This version of traditional banana bread is low-carb and keto-friendly! Bananas are not keto-friendly as they are too high in carbs. And, traditional banana bread is full of other high carb ingredients such as flour and sugar.
If you love banana bread, but don’t want all the carbs, you will love this version. Most people won’t even know it is a keto-version!
The recipe uses banana extract, almond and coconut flours and any granular sugar substitute, that is suitable for baking such as . We swerve or monkfruit. I like to use xanthan gum to make sure the bread doesn’t fall apart but you don’t have to use it. Just be sure to let the loaf cool completely before you cut it so it doesn’t crumble!

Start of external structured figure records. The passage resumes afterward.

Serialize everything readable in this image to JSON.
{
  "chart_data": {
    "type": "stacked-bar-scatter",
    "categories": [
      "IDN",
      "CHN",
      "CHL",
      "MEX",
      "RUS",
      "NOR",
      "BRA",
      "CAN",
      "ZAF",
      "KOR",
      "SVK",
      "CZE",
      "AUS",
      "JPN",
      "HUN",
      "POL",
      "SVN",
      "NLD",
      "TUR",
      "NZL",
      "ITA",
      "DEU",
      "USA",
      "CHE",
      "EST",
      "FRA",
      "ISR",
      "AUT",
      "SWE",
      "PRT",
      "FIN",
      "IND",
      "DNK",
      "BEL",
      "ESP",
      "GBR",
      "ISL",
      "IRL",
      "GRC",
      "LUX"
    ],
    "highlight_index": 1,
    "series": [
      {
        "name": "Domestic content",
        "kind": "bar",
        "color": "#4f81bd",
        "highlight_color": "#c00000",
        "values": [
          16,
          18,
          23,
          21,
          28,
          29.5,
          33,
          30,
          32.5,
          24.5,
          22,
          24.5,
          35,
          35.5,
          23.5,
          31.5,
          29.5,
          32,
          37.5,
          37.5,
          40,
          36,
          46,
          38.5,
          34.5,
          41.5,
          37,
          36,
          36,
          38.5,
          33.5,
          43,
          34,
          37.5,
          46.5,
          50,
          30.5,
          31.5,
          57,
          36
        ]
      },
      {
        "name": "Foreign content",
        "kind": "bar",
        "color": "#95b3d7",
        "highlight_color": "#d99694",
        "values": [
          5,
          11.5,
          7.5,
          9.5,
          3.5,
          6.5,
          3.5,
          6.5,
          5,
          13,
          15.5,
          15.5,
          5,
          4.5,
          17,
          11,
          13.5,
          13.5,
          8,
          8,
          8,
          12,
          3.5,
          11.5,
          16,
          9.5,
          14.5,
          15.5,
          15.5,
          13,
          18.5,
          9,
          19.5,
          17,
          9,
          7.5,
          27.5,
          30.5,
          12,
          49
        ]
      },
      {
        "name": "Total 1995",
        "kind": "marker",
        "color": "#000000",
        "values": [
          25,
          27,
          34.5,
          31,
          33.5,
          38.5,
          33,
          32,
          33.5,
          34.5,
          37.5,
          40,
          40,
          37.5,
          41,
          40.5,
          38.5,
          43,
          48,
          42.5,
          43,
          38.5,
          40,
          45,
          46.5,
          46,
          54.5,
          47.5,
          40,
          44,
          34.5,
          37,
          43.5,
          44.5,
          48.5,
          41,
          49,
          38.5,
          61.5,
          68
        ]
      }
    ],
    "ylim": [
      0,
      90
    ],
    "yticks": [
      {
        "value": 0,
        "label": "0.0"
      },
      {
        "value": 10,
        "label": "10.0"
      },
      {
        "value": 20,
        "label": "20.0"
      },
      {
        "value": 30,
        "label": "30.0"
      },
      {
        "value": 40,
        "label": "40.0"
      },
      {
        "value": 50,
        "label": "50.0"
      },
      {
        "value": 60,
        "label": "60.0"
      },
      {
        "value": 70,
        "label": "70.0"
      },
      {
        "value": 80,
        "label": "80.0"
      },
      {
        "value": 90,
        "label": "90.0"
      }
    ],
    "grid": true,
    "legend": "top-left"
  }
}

- Preheat the oven to 350 degrees Line a loaf pan with parchment paper.
- Mix together almond flour, coconut flour, baking powder, cinnamon, and sea salt (optional).
- Using a hand or stand mixer, in a second large bowl, mix butter and granular sweetener until fluffy. Using a low setting, beat in the eggs until combined, Then stir in the banana extract and almond milk.
- Add the dry ingredients into the bowl with the butter eggs and sweetener. Beat on low setting until thoroughly mixed. It will have the consistency of thick batter. Stir in the chopped walnuts into the batter using a spoon.
- Pour the batter into the lined loaf pan and smooth the top. If you are using extra walnuts pour them on top and press them lightly into the surface.
- Bake in 350 degree oven for 1 hour or until a toothpick comes clean.
- Remove from oven and let sit 10 minutes before removing from loaf pan. Let sit on a cooling rack until completely cooled before slicing. If you cut before it is completely cooled it will tend to fall apart.